Aggregated Momentum: Stability Through Passive Damping
This addresses a stability problem for practitioners using momentum in optimization, offering an incremental improvement over existing methods.
The paper tackles the instability of momentum methods in gradient-based optimization by proposing Aggregated Momentum (AggMo), which combines multiple velocity vectors with different damping coefficients to dampen oscillations, enabling stable use of aggressive parameters like 0.999 and often delivering faster convergence.

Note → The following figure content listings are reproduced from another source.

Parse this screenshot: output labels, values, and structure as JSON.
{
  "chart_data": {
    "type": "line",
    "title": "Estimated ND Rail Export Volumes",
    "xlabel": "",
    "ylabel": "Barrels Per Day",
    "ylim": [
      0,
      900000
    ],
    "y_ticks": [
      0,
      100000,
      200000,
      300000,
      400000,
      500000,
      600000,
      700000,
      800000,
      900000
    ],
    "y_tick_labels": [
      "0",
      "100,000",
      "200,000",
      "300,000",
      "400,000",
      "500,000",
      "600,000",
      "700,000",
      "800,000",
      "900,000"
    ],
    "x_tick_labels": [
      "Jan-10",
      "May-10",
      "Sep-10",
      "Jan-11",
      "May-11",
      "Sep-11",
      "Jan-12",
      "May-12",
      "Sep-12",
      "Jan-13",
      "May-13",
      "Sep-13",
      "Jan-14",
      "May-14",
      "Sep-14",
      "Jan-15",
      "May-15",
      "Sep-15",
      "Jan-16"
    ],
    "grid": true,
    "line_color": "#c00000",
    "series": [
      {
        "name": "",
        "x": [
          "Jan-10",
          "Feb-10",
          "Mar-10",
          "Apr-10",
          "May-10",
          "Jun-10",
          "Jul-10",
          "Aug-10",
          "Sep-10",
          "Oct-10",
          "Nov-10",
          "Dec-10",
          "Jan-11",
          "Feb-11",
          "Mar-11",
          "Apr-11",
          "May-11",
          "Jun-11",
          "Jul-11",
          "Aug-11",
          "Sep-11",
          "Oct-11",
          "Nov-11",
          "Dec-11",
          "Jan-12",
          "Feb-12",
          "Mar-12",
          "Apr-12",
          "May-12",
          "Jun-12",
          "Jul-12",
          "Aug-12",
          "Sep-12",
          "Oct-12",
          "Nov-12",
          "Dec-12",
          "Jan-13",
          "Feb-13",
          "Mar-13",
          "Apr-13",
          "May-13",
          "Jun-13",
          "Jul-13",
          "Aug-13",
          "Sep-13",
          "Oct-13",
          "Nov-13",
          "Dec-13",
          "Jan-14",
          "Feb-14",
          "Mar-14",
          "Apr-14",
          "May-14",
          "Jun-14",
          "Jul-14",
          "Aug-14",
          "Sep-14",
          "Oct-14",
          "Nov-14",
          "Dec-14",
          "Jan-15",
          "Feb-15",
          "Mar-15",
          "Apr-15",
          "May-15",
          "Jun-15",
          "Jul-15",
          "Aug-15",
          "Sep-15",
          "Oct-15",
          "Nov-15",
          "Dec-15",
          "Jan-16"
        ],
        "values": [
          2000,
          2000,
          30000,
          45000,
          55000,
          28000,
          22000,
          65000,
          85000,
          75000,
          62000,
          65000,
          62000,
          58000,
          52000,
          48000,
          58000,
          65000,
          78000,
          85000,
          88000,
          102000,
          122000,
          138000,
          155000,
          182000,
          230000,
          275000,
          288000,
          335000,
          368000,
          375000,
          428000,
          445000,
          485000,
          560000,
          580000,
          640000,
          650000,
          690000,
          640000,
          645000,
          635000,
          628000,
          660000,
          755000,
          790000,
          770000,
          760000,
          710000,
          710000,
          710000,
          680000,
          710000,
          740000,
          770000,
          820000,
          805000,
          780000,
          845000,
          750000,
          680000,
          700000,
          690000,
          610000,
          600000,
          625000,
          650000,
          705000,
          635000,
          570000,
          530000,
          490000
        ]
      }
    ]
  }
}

Momentum is a simple and widely used trick which allows gradient-based optimizers to pick up speed along low curvature directions. Its performance depends crucially on a damping coefficient $β$. Large $β$ values can potentially deliver much larger speedups, but are prone to oscillations and instability; hence one typically resorts to small values such as 0.5 or 0.9. We propose Aggregated Momentum (AggMo), a variant of momentum which combines multiple velocity vectors with different $β$ parameters. AggMo is trivial to implement, but significantly dampens oscillations, enabling it to remain stable even for aggressive $β$ values such as 0.999. We reinterpret Nesterov's accelerated gradient descent as a special case of AggMo and analyze rates of convergence for quadratic objectives. Empirically, we find that AggMo is a suitable drop-in replacement for other momentum methods, and frequently delivers faster convergence.